Here's what I was given:

$x$ + $y$ = 9

-10$x$ + 6$y$ = 6

Firstly, in order to isolate $x$, I changed the first line so that $y$ would equal the equation and I got:

$x$ - 9 = -$y$

In the second equation, I replaced $y$ with $x$ - 9 = -$y$ in order to solve for $x$:

-10$x$ + 6($x$-9) = 6

$x$ = -15

I solved for $y$ by replacing my newfound $x$ value into the equation:

-10(-15) + 6$y$ = 6

$y$ = -24

Final answer: (-15, -24)

(the right answer in the textbook: (3, 6)

What did I do wrong?

Hint: Check whether you substituted the correct value of $y$ in the second equation. $y = 9-x$ not $x-9$.
• @mathisn'tmyforte You wrote $x-9=-y$, which means that $9-x=y$! – Math Lover Aug 8 '17 at 2:30
In the second equation, I replaced $y$ with $x - 9 = -y$ in order to solve for $x$:
This is where you made your error.
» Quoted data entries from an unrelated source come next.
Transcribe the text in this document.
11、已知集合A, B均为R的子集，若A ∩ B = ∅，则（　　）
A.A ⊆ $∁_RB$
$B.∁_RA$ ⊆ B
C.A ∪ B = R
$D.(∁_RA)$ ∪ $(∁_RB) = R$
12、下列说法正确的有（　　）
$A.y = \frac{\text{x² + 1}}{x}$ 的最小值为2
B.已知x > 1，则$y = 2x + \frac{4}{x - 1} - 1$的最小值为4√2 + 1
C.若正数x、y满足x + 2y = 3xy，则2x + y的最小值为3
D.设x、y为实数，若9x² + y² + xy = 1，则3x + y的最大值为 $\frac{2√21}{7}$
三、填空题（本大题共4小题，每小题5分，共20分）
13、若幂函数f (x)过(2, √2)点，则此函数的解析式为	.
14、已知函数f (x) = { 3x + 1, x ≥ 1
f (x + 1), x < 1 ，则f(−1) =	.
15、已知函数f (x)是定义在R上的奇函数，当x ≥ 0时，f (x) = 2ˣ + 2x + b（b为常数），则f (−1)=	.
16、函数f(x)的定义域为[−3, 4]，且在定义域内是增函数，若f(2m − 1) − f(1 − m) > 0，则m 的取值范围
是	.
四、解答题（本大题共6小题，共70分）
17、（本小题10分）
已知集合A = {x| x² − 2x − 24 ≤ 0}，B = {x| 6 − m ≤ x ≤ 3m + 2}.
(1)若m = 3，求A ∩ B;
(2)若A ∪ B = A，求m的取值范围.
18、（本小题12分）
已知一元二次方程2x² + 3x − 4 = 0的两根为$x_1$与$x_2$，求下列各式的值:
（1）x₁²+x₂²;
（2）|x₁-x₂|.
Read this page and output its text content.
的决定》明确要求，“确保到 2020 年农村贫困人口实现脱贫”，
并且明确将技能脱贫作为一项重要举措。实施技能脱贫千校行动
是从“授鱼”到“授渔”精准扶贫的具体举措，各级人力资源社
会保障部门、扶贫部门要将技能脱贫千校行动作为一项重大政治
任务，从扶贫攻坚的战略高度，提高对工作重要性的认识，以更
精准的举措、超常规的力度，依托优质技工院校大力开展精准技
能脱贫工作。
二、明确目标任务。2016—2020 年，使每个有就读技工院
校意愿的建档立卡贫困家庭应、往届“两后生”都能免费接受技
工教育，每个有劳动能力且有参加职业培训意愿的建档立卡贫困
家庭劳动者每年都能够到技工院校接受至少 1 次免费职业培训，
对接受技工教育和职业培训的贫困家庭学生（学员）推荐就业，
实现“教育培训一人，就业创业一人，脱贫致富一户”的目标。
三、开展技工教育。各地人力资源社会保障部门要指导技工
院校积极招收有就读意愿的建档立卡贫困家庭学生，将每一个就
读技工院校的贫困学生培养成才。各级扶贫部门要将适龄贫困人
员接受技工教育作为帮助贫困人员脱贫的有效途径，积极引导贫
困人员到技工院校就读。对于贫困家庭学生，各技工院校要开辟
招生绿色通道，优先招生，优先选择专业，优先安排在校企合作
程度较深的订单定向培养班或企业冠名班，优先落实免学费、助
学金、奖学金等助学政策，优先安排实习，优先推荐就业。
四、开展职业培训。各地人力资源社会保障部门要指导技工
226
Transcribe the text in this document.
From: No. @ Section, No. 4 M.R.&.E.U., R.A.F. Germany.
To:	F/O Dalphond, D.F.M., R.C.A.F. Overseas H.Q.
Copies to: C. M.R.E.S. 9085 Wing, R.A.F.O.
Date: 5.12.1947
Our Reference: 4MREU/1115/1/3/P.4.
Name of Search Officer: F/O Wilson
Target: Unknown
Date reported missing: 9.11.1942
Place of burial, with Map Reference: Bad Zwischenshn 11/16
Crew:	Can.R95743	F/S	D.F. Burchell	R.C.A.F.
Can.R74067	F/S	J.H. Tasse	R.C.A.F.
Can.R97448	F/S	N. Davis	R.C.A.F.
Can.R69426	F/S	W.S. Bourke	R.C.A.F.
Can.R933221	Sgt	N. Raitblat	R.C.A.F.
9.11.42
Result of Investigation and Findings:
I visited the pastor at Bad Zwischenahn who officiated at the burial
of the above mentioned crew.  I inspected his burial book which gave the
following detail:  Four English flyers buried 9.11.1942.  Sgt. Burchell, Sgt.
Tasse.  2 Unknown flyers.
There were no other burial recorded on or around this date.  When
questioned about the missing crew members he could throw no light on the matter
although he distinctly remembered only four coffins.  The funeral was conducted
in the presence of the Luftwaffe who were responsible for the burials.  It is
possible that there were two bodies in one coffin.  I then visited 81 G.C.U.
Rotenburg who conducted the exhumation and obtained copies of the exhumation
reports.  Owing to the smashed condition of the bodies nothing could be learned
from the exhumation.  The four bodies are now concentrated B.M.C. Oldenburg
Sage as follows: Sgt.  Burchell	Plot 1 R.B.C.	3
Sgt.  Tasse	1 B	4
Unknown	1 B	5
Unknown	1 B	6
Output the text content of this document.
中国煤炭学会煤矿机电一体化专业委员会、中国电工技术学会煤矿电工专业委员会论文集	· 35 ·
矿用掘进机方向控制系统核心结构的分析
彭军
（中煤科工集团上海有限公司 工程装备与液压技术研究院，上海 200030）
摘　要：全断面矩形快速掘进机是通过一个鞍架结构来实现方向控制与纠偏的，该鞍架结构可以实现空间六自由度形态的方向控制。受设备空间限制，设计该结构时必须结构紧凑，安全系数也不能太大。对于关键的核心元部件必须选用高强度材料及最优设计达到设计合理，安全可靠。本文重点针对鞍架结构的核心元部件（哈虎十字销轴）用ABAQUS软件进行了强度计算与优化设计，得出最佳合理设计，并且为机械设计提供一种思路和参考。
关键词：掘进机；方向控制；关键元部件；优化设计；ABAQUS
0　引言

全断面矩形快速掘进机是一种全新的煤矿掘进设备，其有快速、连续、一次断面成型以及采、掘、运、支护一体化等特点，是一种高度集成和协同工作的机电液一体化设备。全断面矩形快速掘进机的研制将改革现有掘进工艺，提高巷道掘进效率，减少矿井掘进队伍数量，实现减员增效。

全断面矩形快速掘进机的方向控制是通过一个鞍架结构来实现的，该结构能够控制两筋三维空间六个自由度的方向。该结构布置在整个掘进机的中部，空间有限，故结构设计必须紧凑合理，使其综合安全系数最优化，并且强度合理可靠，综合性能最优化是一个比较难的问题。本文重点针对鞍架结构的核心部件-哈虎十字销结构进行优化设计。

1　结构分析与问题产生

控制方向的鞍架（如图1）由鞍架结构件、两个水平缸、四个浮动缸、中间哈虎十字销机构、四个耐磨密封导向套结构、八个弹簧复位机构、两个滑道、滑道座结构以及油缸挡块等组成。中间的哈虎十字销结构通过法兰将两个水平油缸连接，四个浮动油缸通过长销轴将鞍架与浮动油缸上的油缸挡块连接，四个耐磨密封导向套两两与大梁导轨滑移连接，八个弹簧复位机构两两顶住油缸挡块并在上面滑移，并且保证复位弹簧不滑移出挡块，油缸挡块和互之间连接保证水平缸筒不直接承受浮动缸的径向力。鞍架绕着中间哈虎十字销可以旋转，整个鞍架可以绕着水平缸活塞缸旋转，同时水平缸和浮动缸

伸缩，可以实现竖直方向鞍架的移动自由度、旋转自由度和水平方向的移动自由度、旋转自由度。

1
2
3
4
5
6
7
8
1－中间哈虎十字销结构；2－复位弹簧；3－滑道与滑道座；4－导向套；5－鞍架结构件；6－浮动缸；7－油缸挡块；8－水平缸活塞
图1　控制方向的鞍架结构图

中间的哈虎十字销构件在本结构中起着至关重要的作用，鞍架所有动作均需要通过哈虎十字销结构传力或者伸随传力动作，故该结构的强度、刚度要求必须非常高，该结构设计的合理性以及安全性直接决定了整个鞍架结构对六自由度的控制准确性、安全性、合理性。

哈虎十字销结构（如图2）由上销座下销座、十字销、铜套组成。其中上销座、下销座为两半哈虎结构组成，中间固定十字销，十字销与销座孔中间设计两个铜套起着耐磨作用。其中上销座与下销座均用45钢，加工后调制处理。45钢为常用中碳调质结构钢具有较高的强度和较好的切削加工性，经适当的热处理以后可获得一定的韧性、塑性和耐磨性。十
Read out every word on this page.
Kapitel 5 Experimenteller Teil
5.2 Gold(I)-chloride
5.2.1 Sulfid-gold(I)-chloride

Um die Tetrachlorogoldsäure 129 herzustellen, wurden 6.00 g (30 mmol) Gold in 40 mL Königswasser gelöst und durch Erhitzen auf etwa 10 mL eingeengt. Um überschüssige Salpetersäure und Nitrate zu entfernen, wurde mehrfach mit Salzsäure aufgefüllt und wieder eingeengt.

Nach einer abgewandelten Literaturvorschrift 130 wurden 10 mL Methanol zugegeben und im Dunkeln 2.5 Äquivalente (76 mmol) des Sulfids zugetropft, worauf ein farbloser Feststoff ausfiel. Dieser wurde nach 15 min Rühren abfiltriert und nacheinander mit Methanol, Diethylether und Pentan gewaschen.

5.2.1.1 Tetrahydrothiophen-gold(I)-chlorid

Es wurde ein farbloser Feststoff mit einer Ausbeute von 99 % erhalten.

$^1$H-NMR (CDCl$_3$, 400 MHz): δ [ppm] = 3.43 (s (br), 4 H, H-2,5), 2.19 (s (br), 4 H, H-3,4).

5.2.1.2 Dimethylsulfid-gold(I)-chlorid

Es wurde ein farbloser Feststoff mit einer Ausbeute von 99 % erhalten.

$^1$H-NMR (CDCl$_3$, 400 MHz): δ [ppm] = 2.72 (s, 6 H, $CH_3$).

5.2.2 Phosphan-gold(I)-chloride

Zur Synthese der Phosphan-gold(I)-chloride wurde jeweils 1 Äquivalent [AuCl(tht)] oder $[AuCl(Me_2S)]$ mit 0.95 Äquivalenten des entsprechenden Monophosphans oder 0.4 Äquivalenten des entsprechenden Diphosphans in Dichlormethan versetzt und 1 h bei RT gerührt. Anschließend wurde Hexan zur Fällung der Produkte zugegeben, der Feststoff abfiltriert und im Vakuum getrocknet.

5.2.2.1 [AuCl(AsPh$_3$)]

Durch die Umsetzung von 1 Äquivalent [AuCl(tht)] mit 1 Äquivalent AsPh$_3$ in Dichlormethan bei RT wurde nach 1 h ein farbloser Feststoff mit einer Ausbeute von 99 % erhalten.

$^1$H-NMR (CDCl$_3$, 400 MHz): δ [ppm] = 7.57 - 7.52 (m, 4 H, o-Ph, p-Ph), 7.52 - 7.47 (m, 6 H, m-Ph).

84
You cannot replace $y$ with $-y$ since $y \neq -y$ unless $y = 0$.
Let's see how we can fix your error. We are given \begin{align*} x + y & = 9 \tag{1}\\ -10x + 6y & = 6 \tag{2} \end{align*} If we subtract $x$ from both sides of equation 1, we obtain $$y = 9 - x$$ Substituting $9 - x$ for $y$ in equation 2 yields \begin{align*} -10x + 6(9 - x) & = 6 && \text{substitute $9 - x$ for $y$}\\ -10x + 54 - 6x & = 6 && \text{distribute}\\ -16x + 54 & = 6 && \text{combine like terms}\\ -16x & = -48 && \text{subtract $54$ from each side of the equation}\\ x & = 3 && \text{divide both sides of the equation by $-16$} \end{align*} Substituting $3$ for $x$ in the equation $y = 9 - x$ yields $y = 9 - 3 = 6$. Hence, the solution is $(3, 6)$.